Der aktuelle Vorschlag zu den Übergangsregeln kommt für viele wie eine Art Amnestie für Online Casinos daher. „Der Vollzug gegen unerlaubte Glücksspielangebote wird auf diejenigen Anbieter konzentriert, bei denen abzusehen ist, dass sie sich auch der voraussichtlichen zukünftigen Regulierung entziehen wollen," heißt es in dem vorliegenden Arbeitspapier. Außerdem sieht es die Arbeitsgruppe als „unschädlich“ an, wenn „... ein Anbieter bereits heute Online Casino Spiele anbietet, dabei aber die Vorgaben des neuen Staatsvertrags einhält - soweit das technisch möglich ist". Schließlich ist das häufig kompliziert, die viele Anbieter aus Lizenzgründen im Ausland sitzen. Aktuell gibt es bei Sportwetten ein Verlustlimit von monatlich 1.000,- Euro je Spieler. Es können jedoch vom Anbieter auch Ausnahmen für einzelne Spieler beantragt werden. Die neue Übergangsregelung sieht hingegen vor, das Limit auf bis zu 30.000,- Euro pro Monat zu erhöhen. Selbstverständlich nur, wenn die Spieler auch entsprechende Verdienst-, bzw. Vermögensnachweise vorlegen können und dies soll auch nur für bis zu 1 % der Spieler gelten. Offen bleibt jedoch, wie diese Kontrollen vonstattengehen sollen. Das ruft nun wieder die Suchtexperten auf den Plan, die kräftig Alarm schlagen. Sie fürchten, dass die Betreiber dann von den exzessiven Spielern profitieren könnten.

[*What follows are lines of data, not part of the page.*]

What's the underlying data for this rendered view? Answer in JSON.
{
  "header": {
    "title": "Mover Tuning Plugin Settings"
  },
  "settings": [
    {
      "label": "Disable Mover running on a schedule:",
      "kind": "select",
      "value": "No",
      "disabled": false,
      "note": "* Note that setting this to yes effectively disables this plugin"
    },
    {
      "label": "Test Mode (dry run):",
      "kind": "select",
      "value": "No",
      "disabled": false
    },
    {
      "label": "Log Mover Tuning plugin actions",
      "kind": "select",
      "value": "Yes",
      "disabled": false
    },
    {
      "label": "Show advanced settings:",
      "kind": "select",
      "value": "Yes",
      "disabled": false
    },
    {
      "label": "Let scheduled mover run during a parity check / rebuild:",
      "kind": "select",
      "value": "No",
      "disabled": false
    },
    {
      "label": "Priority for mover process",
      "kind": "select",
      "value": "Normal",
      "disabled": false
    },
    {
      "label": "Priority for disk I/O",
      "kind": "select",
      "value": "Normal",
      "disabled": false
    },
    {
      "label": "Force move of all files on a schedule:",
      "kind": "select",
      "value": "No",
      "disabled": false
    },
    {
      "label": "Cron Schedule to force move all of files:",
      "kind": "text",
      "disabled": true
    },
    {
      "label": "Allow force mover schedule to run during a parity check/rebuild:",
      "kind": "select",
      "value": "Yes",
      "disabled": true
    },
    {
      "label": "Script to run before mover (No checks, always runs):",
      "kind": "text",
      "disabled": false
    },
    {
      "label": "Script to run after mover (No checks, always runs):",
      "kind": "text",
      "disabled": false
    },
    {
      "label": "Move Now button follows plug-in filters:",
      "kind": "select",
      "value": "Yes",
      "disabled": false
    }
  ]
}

Keine Einigung der Bundesländer

„Hamburg ist für ein generelles Verbot von Online Casino Spielen. Da dies aber einen einstimmigen Beschluss aller Bundesländer erfordert und dieser seit Jahren von einzelnen Landesregierungen blockiert wurde, musste hierzu ein Kompromiss gefunden werden," kommentiert ein Sprecher der Senatskanzlei Hamburg dieses Kompromiss. Von den Staatskanzleien in Nordrhein-Westfalen, Bayern und Berlin kam dazu kein inhaltlicher Kommentar. Insider berichten, dass es sich bei dem Verschlag zur Übergangsregelung um einen Versuch handelt, die „... sehr unterschiedlichen Positionen der Länder in Sachen Glücksspiel zu vereinigen“. Es gibt sogar Stimmen, die mutmaßen, der mühsam errungene neue Glücksspielstaatsvertrag könne am Ende doch noch scheitern. In diesem Fall wäre eine einheitliche Regulierung des Glücksspiels, die von allen Bundesländern mitgetragen wird, vermutlich nicht mehr durchzusetzen. Alles in allem sehen es vor allem die Behörden aus dem Saarland und aus Hamburg als einen Dämpfer an, da sie erst unlängst den Versuch starteten, dem illegalen Glücksspiel im Netz Einhalt zu gebieten. Vehement waren sie gegen die Werbung für nicht erlaubtes Glücksspiel vorgegangen. Das Innenministerium Niedersachsens hatte noch einen oben draufgesetzt, indem sie Zahlungsdienstleistern untersagten, Geldgeschäfte für unerlaubtes Glücksspiel abzuwickeln. Ein Gremium, das die Länder berät, ist der Fachbeirat Glücksspiel, der die avisierte Übergangsregelung scharf kritisiert. Konrad Graf ist Geschäftsführer der Landesstelle Glücksspielsucht in Bayern und stellvertretender Vorsitzender des Beirats. Er sagt: „Wir fordern ganz klar, dass bisher illegal tätige Glücksspielanbieter nicht geduldet werden und nach einer Wohlverhaltensphase erst eine Lizenz erhalten können. Hier werden mit einem Schlag Firmen, die aus dem Ausland illegales Glücksspiel anbieten, legalisiert". In einem aktuellen Brief, den alle Parlamente der Länder erhalten haben, wird die Forderung des Fachbeirats ganz deutlich. Sie besagt, dass der Glücksspielstaatsvertrag komplett neu verhandelt werden soll. In den Augen der Experten liegen „... drastische Defizite in Prävention und Spielerschutz" vor. Sie kritisieren, dass es keinen Mechanismus gäbe, der die Prüfung der Wirksamkeit aller Regelungen vorsieht. Außerdem fordert der Beirat die Glücksspielwerbung auf ein Minimum herunterzufahren. „Sie verstärkt die Illusion von schnellen Gewinnen und blendet Suchtgefahren aus", so der Fachbeirat weiter.